Présentations d'album

J'ai écrit des présentations d'album et/ou des notes de pochette pour Haléïs, Michèle Pierre, le duo Brady, Prospectus, Mad Maple, Simone... Ci-dessous, l'exemple de Mad Maple.

Mad Maple, un projet de Séverine Morfin

Avec Élodie Pasquier (cl), Guillaume Magne (g), Céline Grangey (bandes), Séverine Morfin (alto)

Version longue :

Si les arbres pouvaient donner leur point de vue sur l’état du monde, que diraient-ils ? Peut-être s’apercevrait-on qu’ils sont devenus fous… Nourrie par les travaux de Baptiste Morizot, Philippe Descola ou Vinciane Despret, Séverine Morfin interroge dans Mad Maple notre rapport à la nature et aux sons — des sons de la nature à la nature des sons.

Mêlant écriture et improvisation, Mad Maple se présente sous la forme de trois suites pour alto (Séverine Morfin), guitare (Guillaume Magne), clarinette, monotron (Élodie Pasquier) et bandes sonores (Céline Grangey).
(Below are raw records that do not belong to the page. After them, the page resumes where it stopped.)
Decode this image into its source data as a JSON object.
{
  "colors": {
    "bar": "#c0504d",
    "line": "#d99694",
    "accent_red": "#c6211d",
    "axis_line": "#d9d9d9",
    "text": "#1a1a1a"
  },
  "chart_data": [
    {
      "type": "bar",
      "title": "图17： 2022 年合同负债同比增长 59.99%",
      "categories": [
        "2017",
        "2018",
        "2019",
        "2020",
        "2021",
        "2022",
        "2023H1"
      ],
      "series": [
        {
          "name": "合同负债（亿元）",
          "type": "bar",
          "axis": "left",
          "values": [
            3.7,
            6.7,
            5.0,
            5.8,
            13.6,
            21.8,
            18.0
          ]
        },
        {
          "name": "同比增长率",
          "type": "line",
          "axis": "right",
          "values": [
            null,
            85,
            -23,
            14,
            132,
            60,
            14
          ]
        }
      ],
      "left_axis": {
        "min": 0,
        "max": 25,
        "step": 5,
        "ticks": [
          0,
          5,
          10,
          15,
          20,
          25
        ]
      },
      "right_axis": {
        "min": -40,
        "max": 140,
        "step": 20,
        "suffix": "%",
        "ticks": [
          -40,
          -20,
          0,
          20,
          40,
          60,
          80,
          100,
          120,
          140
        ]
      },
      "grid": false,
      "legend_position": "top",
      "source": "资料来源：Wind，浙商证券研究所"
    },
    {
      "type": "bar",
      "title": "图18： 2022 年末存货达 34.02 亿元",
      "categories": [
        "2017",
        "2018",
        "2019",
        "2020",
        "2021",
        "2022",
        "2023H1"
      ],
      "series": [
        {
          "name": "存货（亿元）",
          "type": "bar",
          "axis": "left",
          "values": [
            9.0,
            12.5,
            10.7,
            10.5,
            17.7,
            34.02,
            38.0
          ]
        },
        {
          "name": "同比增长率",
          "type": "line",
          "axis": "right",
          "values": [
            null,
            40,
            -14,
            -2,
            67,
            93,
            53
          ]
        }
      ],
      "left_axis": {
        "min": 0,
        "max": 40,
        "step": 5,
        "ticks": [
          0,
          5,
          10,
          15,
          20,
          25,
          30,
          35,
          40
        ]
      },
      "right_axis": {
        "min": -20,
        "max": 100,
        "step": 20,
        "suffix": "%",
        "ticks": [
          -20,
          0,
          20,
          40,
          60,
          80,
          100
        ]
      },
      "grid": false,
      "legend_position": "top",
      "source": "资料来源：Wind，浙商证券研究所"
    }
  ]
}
Composées comme une quatrième voix, ces bandes comprennent un montage de sons de forêt, de glacier et de tempête, ainsi que de l’alto et du monotron, dans une démarche qui s’inspire à la fois du field recording et de la musique concrète. Fascinée par les sons et par les archives (elle a une Maîtrise d’Histoire), Séverine Morfin s’intéresse depuis longtemps au versant sonore du monde. Son solo d’alto Chorèmes (2015), qui désigne en géographie la représentation schématique d’un espace, mobilisait déjà des enregistrements. Ici, les bandes sont jouées par Céline Grangey grâce aux GRM Tools de l’INA. Manipulées, modulées et spatialisées (en différé sur l’album ; en temps réel et en multi-diffusion immersive en concert), elles prennent vie au même titre que les instruments.

Même si elle habitée par le souci de l’état de la terre (le glacier que l’on entend d’effondrer dans « glacés » a déjà disparu), la musique de Mad Maple est joyeuse, et d’une intense poésie. Le vent souffle avec l’alto, les oiseaux de la forêt chantent aux côtés de la clarinette, un glacier dialogue avec la guitare… Grâce à un travail sur le recouvrement des timbres, on ne sait plus à qui appartient tel ou tel son. À la fin de « glacés », la guitare se met à ressembler à un alto joué pizzicato ; « dans la forêt », la clarinette s’envole dans les suraigus et flirte avec ses propres limites. Cette multiplication et cette indistinction des sources confèrent à la musique une épaisseur, une douce densité, et, paradoxalement, une simplicité et une évidence. Dans Mad Maple, les sons sont tous accueillis de la même manière, et les quatre voix se fondent en un même corps mouvant et vivant.

Le maple, c’est aussi l’érable dont l’alto de Séverine Morfin est (entre autres) fait. Il a été fabriqué spécialement pour elle par le luthier Patrick Charton, à qui le morceau « les murmures » est dédié. Du bois de l’instrument au bois de la forêt, Mad Maple nous reconnecte aux éléments naturels — le vent, l’eau, les arbres. Nous faisons partie du tout, semblent dire ces paysages imaginaires. En réactivant un rapport vibratoire à notre environnement, Mad Maple donne naissance à un nouveau monde.

Version courte :

Si les arbres pouvaient donner leur point de vue sur l’état du monde, que diraient-ils ? Peut-être s’apercevrait-on qu’ils sont devenus fous… Mêlant écriture et improvisation, Mad Maple interroge notre rapport à la nature et aux sons. Au fil de trois suites d’une intense poésie, l’alto (Séverine Morfin), la guitare (Guillaume Magne), la clarinette et le monotron (Élodie Pasquier) dialoguent avec des enregistrements de sons de forêt, de glacier et de tempête (Céline Grangey). Conçus comme quatre voix à part entière, tous se fondent en un même corps mouvant et vivant, conférant à la musique une épaisseur joyeuse, une douce densité et une certaine évidence. Nous faisons partie du tout, semblent dire ces paysages imaginaires. En réactivant un rapport vibratoire à notre environnement, Mad Maple donne naissance à un nouveau monde.